Les milieux proches des buralistes français avancent, sans citer leurs sources, que l’on compterait près de deux millions d’utilisateurs réguliers ou occasionnels. Annoncée il y a quatre mois par Marisol Touraine, ministre de la Santé, la publicité pour l’e-cigarette n’est toujours pas interdite, comme chacun peut l’observer à la télévision. Quant à Bernard Cazeneuve, ministre délégué au Budget, il prépare l’opinion à l’instauration d’une nouvelle taxation sur cet outil qui commence à faire de l’ombre aux produits du tabac. Les nouveaux appétits de Bercy sont une nouvelle démonstration du pragmatisme de l’administration fiscale vis-à-vis des addictions légales (alcool, tabac, jeux d’argent). Il en va de même des géants internationaux du tabac qui manifestent un intérêt croissant pour la cigarette électronique. Faute d’en avoir eu l’idée puis d’avoir pu l’interdire, les départements recherche et développement de Big Tobacco travaillent à la développer, à la perfectionner et à commercialiser. The Economist, hebdomadaire anglais ultra-libéral observait il y a peu que l’industrie du tabac redoutait comme la peste le «moment Kodak», référence à la période où un industriel majeur ne sent pas le vent tourner. La mobilisation industrielle est suffisamment avancée pour que les fabricants ne redoutent plus d’évoquer leur intérêt pour des produits «à nocivité réduite», reconnaissant de facto qu’ils commercialisent des substances nocives. Ou plus précisément qu’on les autorise à les commercialiser comme ce fut longtemps le cas de l’amiante, substance dont la nocivité était bien connue mais, disait-on alors, «socialement acceptée».

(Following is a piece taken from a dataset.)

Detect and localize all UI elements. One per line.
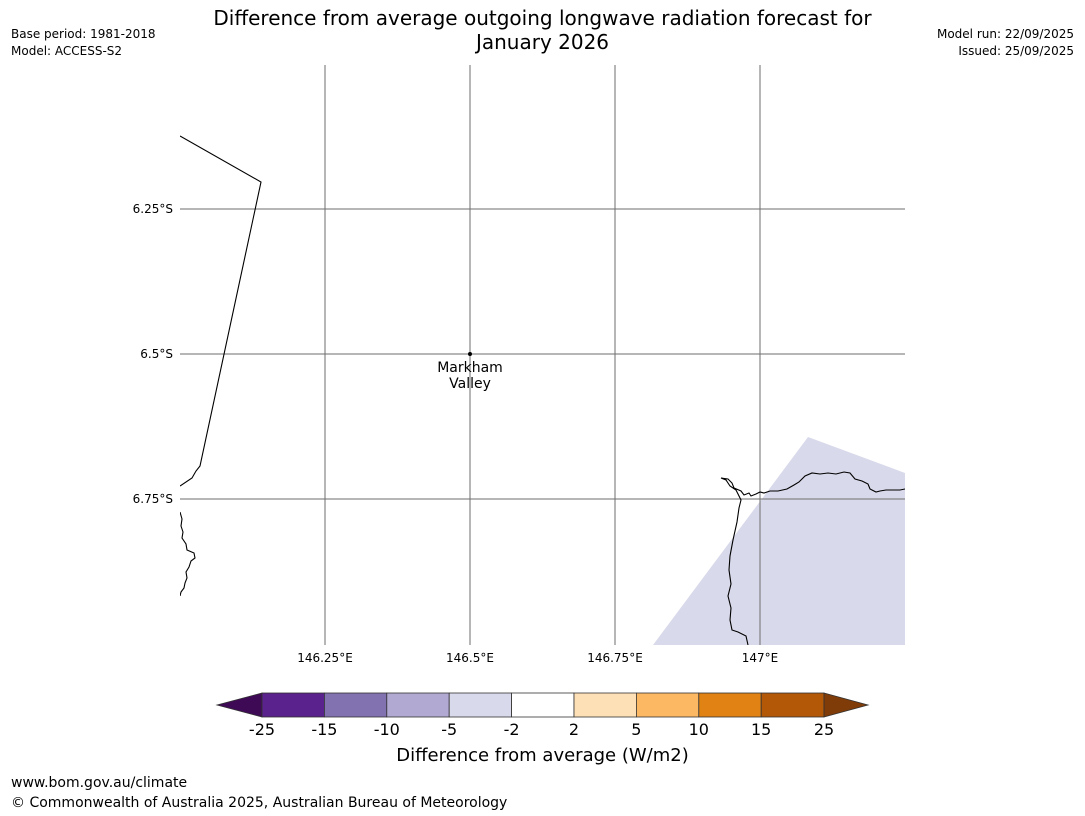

Liberté retrouvée grâce à la cigarette électronique

On ne doit pas ici se bercer d’illusions. La cigarette électronique constitue bien une révolution dans le sens où elle permet à des consommateurs devenus esclaves de leur consommation de redresser la tête. Ils vapotent au lieu de fumer, c'est-à-dire qu’ils inhalent une vapeur sans goudrons et sans monoxyde d’azote, une vapeur sans risque cancérogène ou cardiovasculaire. Et ils n’intoxiquent plus leur entourage. Il s’agit là de bénéfices individuels et collectifs considérables. Pour autant, et contrairement à ce que pensent une majorité d’adeptes, la cigarette électronique ne constitue pas en elle-même une véritable libération. Le plus souvent une chaîne demeure : la nicotine. Ce n’est que lorsqu’il parvient à passer aux flacons sans nicotine que le néo fumeur retrouve sa liberté. Et c’est précisément la vertu cardinale de la e-cigarette que de permettre ce passage libérateur, le vapoteur pouvant conserver en public des rituels qui luis sont essentiels : ses réflexes de succion et l’expression de sa gestuelle.